Flux improvement, rejection, surface energy and antibacterial properties of synthesized TiO2-Mo.HNTs/PVC nanocomposite ultrafiltration membranes

Abstract

The present work demonstrates the preparation of modified halloysite loaded with titanium dioxide (TiO₂) nanoparticles and its use as a nanofiller in a poly(vinyl chloride) (PVC) hybrid ultrafiltration (UF) membrane for advanced water treatment. Modification of raw halloysite nanotubes (rHNTs) with 3-aminopropyltriethoxysilane (APTES) was performed, after which TiO₂ nanoparticles were synthesized using titanium(IV) isopropoxide (TIP) solution on the surface of the modified HNTs (Mo.HNTs) using the sol–gel method. Novel hybrid UF membranes (TiO₂-Mo.HNTs/PVC) were prepared by blending of TiO₂-Mo.HNTs nanofiller in different concentrations using a classical phase inversion method. Pure water flux of the hybrid UF membrane (197.5 ± 3.6 L m⁻² h⁻¹ in 2 wt% hybrid UF membrane) improved consistently with an increasing amount of nanofiller in the membrane matrix. The hydrophilicity of the membrane samples increased (contact angle as low as 68.8° ± 5.6° in 3 wt% hybrid UF membrane) and interfacial surface free energy was also high (−ΔG_SL 98.22 mJ m⁻² in 3 wt% membrane), as compared to the membrane without nanofiller.
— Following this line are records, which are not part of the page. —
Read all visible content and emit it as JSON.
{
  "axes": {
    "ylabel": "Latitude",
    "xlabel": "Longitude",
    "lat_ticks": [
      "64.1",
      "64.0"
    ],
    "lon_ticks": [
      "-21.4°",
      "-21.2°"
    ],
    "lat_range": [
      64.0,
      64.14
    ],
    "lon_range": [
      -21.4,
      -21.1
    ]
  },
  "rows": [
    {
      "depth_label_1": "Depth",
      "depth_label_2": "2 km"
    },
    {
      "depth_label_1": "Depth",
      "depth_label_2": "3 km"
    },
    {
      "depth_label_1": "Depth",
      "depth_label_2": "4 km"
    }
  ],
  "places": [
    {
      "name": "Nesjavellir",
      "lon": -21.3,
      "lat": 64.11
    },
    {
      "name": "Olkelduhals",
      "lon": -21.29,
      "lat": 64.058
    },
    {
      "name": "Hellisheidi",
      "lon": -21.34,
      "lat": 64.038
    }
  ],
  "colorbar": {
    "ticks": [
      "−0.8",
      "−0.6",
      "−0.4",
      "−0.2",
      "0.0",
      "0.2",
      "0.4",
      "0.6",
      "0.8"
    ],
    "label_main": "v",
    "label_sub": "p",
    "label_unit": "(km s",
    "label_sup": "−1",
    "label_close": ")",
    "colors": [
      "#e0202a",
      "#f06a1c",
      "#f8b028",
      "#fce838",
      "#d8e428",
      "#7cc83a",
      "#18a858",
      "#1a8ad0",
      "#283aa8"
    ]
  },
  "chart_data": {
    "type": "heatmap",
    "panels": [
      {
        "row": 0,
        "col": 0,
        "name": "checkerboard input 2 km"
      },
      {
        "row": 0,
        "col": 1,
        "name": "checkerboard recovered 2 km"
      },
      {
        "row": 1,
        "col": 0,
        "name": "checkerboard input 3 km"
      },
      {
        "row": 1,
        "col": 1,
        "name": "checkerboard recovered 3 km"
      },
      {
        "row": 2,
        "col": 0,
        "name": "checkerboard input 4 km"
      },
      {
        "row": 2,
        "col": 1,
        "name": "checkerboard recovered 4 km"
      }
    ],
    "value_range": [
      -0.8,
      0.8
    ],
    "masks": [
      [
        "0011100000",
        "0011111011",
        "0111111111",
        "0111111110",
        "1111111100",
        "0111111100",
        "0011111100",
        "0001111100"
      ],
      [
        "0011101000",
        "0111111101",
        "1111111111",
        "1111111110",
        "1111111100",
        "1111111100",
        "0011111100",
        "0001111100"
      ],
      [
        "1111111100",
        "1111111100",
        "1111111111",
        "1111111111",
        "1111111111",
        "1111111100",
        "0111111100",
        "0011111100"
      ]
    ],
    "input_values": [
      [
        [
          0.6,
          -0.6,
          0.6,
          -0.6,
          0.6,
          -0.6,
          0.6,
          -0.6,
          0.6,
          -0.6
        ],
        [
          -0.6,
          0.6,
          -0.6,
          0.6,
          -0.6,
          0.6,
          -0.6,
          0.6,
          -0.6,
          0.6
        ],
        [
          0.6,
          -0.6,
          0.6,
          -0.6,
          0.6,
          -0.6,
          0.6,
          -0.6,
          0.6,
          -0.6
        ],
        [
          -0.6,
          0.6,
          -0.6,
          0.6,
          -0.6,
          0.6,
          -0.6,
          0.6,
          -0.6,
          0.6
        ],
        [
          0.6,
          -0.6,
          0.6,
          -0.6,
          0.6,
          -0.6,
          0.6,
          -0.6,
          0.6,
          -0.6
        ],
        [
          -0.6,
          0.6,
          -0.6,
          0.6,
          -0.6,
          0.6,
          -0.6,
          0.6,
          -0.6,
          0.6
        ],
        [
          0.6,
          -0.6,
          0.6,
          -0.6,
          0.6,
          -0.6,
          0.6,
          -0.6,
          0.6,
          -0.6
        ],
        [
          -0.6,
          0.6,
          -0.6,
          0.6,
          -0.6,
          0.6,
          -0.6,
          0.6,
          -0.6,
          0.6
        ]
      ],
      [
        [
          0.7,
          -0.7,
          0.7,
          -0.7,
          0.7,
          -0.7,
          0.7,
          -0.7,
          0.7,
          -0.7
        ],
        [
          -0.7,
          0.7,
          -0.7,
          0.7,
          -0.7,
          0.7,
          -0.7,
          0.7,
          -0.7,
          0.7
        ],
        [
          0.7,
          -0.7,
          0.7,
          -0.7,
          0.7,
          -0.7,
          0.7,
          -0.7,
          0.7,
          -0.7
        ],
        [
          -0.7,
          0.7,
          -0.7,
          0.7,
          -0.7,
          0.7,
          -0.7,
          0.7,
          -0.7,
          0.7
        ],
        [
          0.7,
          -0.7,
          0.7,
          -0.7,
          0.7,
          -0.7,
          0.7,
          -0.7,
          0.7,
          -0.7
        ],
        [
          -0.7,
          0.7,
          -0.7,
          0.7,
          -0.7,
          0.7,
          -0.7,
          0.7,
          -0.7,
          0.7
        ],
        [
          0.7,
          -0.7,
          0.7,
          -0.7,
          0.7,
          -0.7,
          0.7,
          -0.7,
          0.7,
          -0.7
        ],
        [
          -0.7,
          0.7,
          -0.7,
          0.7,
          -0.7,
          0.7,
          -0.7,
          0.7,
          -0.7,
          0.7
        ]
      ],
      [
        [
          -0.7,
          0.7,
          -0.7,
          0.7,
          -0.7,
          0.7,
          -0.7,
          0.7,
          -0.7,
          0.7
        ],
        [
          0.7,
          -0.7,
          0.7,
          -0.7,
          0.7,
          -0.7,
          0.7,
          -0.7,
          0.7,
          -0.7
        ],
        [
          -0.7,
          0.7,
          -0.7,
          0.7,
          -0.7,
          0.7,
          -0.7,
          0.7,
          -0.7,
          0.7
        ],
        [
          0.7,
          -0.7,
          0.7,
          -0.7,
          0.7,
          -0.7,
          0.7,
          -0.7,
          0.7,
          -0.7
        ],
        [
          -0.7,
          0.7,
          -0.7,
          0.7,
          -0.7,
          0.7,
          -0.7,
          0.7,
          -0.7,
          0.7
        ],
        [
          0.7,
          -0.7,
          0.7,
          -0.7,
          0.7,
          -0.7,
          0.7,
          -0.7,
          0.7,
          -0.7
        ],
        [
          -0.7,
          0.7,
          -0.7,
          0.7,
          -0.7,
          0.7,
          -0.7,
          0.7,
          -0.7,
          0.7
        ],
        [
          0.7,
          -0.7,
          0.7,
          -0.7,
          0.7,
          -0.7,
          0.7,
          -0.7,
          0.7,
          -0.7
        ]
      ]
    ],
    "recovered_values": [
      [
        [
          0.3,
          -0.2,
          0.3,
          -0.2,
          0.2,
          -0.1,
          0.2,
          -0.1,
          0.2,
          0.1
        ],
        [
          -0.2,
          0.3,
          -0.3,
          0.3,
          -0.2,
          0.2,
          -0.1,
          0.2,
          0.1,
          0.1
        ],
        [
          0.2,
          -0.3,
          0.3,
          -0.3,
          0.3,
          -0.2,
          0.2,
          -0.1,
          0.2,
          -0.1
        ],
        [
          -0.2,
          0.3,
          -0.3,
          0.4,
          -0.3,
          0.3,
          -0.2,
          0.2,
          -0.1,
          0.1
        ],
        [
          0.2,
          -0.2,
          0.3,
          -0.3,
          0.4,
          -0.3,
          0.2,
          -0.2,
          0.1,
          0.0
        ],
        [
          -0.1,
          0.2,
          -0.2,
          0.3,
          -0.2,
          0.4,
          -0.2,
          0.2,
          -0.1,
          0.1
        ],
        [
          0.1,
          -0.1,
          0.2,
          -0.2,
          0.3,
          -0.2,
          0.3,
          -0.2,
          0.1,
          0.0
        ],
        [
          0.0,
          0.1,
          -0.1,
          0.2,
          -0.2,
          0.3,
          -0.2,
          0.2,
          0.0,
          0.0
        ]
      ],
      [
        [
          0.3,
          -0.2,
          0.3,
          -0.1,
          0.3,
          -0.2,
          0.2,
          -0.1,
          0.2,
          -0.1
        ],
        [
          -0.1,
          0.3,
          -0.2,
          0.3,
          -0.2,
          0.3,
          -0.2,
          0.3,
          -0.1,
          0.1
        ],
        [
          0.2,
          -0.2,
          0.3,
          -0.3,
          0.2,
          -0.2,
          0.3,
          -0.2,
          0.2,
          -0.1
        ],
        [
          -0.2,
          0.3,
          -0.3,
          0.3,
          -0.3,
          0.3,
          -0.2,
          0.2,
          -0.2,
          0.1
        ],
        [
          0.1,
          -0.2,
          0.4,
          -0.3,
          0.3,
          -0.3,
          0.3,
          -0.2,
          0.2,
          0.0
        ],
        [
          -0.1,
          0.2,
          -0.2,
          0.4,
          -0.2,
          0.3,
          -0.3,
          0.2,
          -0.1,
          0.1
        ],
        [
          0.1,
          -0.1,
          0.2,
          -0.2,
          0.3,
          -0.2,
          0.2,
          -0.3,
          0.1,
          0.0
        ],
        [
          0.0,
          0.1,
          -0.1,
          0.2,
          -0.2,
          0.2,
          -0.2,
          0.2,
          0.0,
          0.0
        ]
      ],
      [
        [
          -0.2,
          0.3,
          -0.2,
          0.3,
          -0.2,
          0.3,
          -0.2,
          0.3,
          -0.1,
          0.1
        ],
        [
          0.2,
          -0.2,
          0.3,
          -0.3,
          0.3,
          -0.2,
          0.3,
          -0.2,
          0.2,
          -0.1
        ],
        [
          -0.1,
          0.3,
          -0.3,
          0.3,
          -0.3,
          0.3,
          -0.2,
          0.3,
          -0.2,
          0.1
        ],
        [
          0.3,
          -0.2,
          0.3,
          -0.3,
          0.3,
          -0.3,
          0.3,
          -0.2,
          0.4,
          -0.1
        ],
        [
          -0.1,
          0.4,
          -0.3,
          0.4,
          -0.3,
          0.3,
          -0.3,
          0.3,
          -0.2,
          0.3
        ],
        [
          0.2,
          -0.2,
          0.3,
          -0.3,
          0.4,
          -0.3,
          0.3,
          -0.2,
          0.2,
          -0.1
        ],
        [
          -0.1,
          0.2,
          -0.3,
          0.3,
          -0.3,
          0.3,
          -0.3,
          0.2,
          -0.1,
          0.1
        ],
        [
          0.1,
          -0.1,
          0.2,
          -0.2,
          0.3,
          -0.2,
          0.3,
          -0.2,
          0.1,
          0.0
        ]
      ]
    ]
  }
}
The rejection of BSA and HA by all TiO₂-Mo.HNTs/PVC (1–3 wt%) membranes was greater than 80%. TiO₂-Mo.HNTs played an important role in stopping pollutants during membrane filtration; and antibacterial activity of the TiO₂-Mo.HNTs/PVC hybrid UF membranes against E. coli was high (95–97.5% in 2 wt% and 3 wt% hybrid membrane). Thus TiO₂-Mo.HNTs played an important role in the separation processes.